Jakarta (ANTARA News) - Wakil Ketua DPR, Fahri Hamzah, mengungkapkan, pemecatannya sebagai kader PKS merupakan kasus rekayasa yang dilakukan petinggi partai politik itu. "Pemecatan saya itu, sebagai sebuah kasus rekayasa yang dibuat oleh lima pimpinan PKS tergugat," kata dia, dalam konferensi pers di Kompleks Parlemen, Jakarta, Jumat.
Ia membeberkan, saat proses pemecatannya, ada pimpinan PKS yang bertemu dengan presiden terpilih saat itu yaitu Joko Widodo (Jokowi). Bahkan menurut dia, ada pertemuan intensif antara pimpinan PKS dengan presiden terpilih saat itu.
"Ada satu artikel, pimpinan PKS bertemu Jokowi, Presiden PKS mengaku tidak izin ke KMP (Koalisi Merah Putih). Jadi ada dugaan tekanan kepada saya itu berkaitan dengan keinginan pimpinan PKS masuk ke pemerintahan," ujarnya.
Menurut dia, kepengurusan yang baru tersebut membuat keputusan yang bukan keputusan organisasi sehingga murni penyalahgunaan jabatan dalam partai karena seolah-olah keputusan partai kemauannya sendiri.
Ia menilai ketua Majelis Syuro PKS seharusnya dihukum karena membuat keputusan tanpa rapat partai namun sesuai keinginannya. "Ini dugaan saya, ada pengurus baru dia tidak tahu cara nego dengan pemerintahan baru.
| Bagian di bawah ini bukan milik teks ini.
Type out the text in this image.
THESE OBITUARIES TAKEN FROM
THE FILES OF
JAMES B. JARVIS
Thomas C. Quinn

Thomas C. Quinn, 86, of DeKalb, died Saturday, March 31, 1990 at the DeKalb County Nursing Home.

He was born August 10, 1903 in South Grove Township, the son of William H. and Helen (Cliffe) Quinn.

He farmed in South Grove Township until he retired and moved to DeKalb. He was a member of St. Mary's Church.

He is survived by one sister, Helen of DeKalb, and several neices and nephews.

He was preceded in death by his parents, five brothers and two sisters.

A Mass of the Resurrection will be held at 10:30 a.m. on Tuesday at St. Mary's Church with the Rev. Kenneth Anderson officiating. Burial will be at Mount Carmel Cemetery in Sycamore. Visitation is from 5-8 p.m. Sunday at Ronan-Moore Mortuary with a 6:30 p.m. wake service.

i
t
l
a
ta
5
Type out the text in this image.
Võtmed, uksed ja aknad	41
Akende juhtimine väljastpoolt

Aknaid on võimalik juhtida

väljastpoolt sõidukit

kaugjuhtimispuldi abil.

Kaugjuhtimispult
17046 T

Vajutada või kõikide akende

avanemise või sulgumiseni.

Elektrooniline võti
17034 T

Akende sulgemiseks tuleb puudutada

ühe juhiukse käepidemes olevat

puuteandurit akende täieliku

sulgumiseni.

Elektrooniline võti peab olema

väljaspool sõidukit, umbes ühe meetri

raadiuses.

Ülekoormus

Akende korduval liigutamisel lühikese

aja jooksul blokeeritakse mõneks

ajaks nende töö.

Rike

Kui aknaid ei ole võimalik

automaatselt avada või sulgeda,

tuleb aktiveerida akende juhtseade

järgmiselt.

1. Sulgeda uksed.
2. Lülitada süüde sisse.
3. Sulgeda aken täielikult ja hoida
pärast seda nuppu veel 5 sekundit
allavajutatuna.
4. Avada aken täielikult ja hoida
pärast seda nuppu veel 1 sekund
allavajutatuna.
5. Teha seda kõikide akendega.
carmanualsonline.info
Karena itu sejak awal saya kecewa karena mereka tidak terlalu komit dengan Koalisi Merah Putih," katanya.
Karena itu, menurut dia, agar keinginan pimpinan PKS dapat diakomodir, lalu dibersihkan orang-orang yang dulu diangap punya sikap berbeda dengan pemerintah termasuk dirinya terutama dirinya menjabat sebagai sekretaris harian KMP.
Ia mengatakan Ketua Majelis Syuro PKS, Salim Segaf Al Jufri, pernah bertemu dirinya dan memberikan alasan mendekat ke pemerintah. "Mereka menganggap saya sebagai orang yang selalu kritis kepada pemerintahan. Namun di sisi lain, hal itu berpotensi membahayakan partai," kata Fahri mengutip perkataan Salim Segaf.
Namun, secara tegas Hamzah mengatakan, pimpinan PKS bisa saja semena-mena memecat dia dari partai, tetapi tidak bisa memecat dari jabatan di DPR RI, mengingat jabatan wakil ketua DPR ini merupakan ranah publik yang tak bisa diintervensi partai.